Qu’en est-il du harcèlement sexuel ?

 

C’est un gros problème. Nous demandons aux femmes de dénoncer tout cas de ce genre, c’était d’ailleurs le thème de la Journée du 8 mars cette année : « Non à la violence sexuelle faite à la femme ». Si un homme découvre que dès qu’il commence à harceler telle ou telle femme, celle-ci le dénonce, il va hésiter, comprendre que ce n’est pas bien. Il faut punir les auteurs des harcèlements et dès ce moment, ça va peut-être diminuer. Mais les femmes peuvent être des harceleuses également : quand la femme porte des habits qui ne sont pas très convenables, qui dévoilent beaucoup, ça peut être une façon d’harceler les hommes également. Nous conseillons donc les femmes sur la manière de se comporter, tant face au harcèlement sexuel que pour sa prévention.

 

Quand on parle du Congo dans les médias internationaux, c’est souvent au sujet de la guerre. L’UNTC est-elle présente dans une région comme l’Ituri ?

 

Nous sommes implantés dans toute la RDC à travers nos 64 unions syndicales.

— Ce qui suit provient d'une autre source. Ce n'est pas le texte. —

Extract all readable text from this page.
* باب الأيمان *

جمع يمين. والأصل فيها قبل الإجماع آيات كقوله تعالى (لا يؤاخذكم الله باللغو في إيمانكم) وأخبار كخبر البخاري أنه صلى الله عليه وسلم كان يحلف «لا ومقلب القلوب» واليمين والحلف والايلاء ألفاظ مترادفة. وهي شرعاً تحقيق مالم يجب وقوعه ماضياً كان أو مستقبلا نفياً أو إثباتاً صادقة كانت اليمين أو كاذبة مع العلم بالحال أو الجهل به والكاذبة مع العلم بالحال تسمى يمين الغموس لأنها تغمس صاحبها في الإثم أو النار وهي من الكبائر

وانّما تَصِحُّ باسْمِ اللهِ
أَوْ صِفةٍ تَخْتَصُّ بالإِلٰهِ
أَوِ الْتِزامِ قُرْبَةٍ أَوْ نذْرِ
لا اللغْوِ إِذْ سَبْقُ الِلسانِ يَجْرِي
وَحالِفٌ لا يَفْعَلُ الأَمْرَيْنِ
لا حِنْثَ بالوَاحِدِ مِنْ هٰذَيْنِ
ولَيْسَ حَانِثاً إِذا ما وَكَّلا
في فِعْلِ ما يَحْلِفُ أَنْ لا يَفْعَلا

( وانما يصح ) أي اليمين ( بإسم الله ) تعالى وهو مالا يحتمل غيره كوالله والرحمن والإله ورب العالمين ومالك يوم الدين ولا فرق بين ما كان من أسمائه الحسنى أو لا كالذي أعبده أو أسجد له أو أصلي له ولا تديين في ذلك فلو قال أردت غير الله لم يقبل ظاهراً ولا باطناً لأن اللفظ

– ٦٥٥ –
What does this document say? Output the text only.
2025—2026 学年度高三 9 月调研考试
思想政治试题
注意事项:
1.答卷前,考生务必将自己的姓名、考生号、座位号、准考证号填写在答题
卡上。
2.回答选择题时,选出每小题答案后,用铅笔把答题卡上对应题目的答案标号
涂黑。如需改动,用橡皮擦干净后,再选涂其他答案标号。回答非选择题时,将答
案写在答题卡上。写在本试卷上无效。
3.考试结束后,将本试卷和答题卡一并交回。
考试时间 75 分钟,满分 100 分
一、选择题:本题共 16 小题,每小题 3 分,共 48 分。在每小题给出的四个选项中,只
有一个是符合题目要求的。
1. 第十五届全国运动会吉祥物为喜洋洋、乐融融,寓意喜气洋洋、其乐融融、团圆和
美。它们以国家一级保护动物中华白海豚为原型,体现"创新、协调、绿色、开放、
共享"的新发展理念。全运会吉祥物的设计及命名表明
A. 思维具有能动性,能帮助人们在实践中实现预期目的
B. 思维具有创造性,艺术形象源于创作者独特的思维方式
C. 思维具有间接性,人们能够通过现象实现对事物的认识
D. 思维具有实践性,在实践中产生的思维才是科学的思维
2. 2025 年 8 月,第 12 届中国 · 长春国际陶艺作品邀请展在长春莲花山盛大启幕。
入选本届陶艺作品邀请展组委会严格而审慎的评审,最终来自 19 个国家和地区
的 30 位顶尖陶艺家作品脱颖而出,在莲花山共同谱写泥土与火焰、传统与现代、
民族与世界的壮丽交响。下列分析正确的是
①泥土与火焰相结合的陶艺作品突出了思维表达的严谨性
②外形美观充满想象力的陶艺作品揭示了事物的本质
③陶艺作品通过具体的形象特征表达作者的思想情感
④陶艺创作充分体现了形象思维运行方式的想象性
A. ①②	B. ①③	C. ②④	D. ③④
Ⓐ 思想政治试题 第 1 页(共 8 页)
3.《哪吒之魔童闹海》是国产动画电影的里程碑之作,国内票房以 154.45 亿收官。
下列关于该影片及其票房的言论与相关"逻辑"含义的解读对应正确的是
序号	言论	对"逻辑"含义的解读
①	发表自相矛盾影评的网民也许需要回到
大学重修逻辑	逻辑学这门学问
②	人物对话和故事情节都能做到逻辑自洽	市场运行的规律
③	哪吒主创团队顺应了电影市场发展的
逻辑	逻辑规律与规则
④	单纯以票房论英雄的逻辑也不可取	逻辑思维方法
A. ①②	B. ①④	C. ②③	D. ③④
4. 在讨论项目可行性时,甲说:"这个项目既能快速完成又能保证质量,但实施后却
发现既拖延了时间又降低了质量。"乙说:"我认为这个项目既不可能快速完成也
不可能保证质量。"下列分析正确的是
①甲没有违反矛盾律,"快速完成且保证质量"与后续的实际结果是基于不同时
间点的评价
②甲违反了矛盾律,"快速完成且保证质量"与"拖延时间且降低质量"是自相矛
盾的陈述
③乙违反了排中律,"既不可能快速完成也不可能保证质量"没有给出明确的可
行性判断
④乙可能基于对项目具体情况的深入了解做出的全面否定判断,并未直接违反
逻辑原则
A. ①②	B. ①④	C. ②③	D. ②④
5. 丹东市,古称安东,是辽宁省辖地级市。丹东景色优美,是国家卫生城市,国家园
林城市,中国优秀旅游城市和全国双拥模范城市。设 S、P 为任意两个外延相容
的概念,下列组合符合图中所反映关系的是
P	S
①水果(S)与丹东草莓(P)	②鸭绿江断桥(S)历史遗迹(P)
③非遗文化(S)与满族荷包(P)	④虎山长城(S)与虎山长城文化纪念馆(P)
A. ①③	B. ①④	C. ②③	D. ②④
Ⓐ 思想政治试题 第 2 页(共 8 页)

Nous recevons des rapports de leur part de nos permanents dans ces régions au sujet des cas de viols, des tueries, … Mais nous manquons de moyens pour arriver là-bas, évaluer les souffrances des gens. Pour le moment, nous travaillons par lettres, par courrier mais lorsque nous disposerons du financement, nous programmerons la province orientale.

 

                                                                       Propos recueillis par Samuel Grumiau

 

(1) L’UNTC est l’une des trois affiliées de la CSI en République démocratique du Congo,  avec la Confédération syndicale du Congo et la Confédération démocratique du travail.